In this particular case, the hypoxaemia was most likely caused by atelectasis (lung collapse), due both to the pre-existing pyothorax, and also packing off of the lungs by the surgeons during thoracic exploration and dissection. The hypercapnia was not indicated by the capnograph, and only detected on arterial blood gas analysis; this discrepancy between the ETCO2 and PaCO2 values was most likely caused by increased alveolar dead space. Alveolar dead space is created by well ventilated but non-perfused alveoli; these alveoli won’t participate in gas exchange with the blood since no blood is reaching the alveolus, and during exhalation, the content of these alveoli will “dilute” the CO2 coming from alveoli where gas exchange has taken place, resulting in a lower ETCO2 reading than the actual PaCO2. The acidaemia was a consequence of the respiratory acidosis (hypercapnia due to hypoventilation). The atelectatic areas of the lung were recruited by increasing the tidal volume and PEEP on the ventilator settings which would have helped to reduce the number of closed alveoli, thus improving oxygen and carbon dioxide exchange in these previously collapsed areas. In conjunction with the increased tidal volume, the increase in respiratory rate helped to further increase the minute respiratory volume of the patient, which contributed to resolution of the hypercapnia and the acidaemia. The use of PEEP during positive pressure ventilation (PPV) helps to maintain pressure in the airway during expiration, which will hold the lung in a semi-inflated state and can also help ‘open up’ previously collapsed alveoli to improve lung-oxygenating ability (Canfrán S, 2012; Hopper K, 2013). The downside of using PEEP is the risk of increasing the peak airway pressure, which can contribute to barotrauma (pressure trauma to the lung), and compromise venous return to the heart, which can reduce cardiac output, leading to hypotension. For these reasons, when utilising PPV with PEEP, it is imperative to intensively monitor both ventilation and haemodynamics (e.g. continuous spirometry, capnography, pulse oximetry, arterial blood pressure measurement and intermittent blood gas analysis if any concerns are raised) (Hopper K, 2013).

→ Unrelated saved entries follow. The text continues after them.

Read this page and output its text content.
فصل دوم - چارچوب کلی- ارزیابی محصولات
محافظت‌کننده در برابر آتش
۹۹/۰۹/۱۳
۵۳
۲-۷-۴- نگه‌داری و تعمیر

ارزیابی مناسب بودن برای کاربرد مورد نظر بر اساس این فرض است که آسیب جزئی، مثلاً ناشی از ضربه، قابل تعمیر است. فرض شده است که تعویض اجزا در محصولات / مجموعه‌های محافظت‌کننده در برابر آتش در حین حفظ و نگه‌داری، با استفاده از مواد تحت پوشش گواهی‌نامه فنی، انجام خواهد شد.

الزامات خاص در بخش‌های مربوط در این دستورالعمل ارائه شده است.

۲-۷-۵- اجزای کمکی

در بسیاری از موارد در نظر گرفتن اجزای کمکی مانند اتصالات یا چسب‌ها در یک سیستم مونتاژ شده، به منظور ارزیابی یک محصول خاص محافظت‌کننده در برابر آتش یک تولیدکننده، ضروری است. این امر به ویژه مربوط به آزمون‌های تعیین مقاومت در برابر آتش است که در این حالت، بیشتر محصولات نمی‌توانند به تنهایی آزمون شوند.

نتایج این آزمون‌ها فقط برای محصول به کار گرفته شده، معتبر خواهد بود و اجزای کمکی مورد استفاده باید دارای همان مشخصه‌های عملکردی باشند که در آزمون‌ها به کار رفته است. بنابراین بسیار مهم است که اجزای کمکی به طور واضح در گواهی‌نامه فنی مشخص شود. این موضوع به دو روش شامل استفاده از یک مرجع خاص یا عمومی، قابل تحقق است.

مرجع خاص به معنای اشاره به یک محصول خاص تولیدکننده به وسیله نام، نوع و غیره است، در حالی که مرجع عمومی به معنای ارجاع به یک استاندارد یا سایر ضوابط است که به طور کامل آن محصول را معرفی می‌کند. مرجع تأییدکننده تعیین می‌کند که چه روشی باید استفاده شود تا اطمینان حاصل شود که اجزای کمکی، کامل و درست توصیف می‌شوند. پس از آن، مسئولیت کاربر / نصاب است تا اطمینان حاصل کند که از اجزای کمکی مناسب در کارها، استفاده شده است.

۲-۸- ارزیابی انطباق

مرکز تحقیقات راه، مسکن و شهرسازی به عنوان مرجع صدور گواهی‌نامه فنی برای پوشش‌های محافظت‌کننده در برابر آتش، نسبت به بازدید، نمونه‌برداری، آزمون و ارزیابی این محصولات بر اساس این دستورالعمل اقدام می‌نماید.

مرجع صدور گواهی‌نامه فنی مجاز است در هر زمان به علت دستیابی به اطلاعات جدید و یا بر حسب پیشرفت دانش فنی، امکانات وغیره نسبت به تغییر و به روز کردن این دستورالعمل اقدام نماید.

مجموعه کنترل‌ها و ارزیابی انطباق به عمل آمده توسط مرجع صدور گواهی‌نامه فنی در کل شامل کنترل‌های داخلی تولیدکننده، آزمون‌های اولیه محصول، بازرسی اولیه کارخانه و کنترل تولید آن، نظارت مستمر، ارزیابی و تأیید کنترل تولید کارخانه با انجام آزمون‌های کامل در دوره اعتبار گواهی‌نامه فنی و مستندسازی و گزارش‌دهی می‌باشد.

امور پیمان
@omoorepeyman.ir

Although this was a reasonably straightforward thoracic surgery compared to many that we perform at SCVS, it did throw up some challenges, necessitating clear and continuous communication between the Anaesthesia and Soft Tissue teams. Our ability to provide more complex modes of mechanical ventilation to facilitate adequate oxygenation, as well as having access to invasive monitoring and arterial blood gas analysis, undoubtedly helped us achieve a successful outcome for Rex.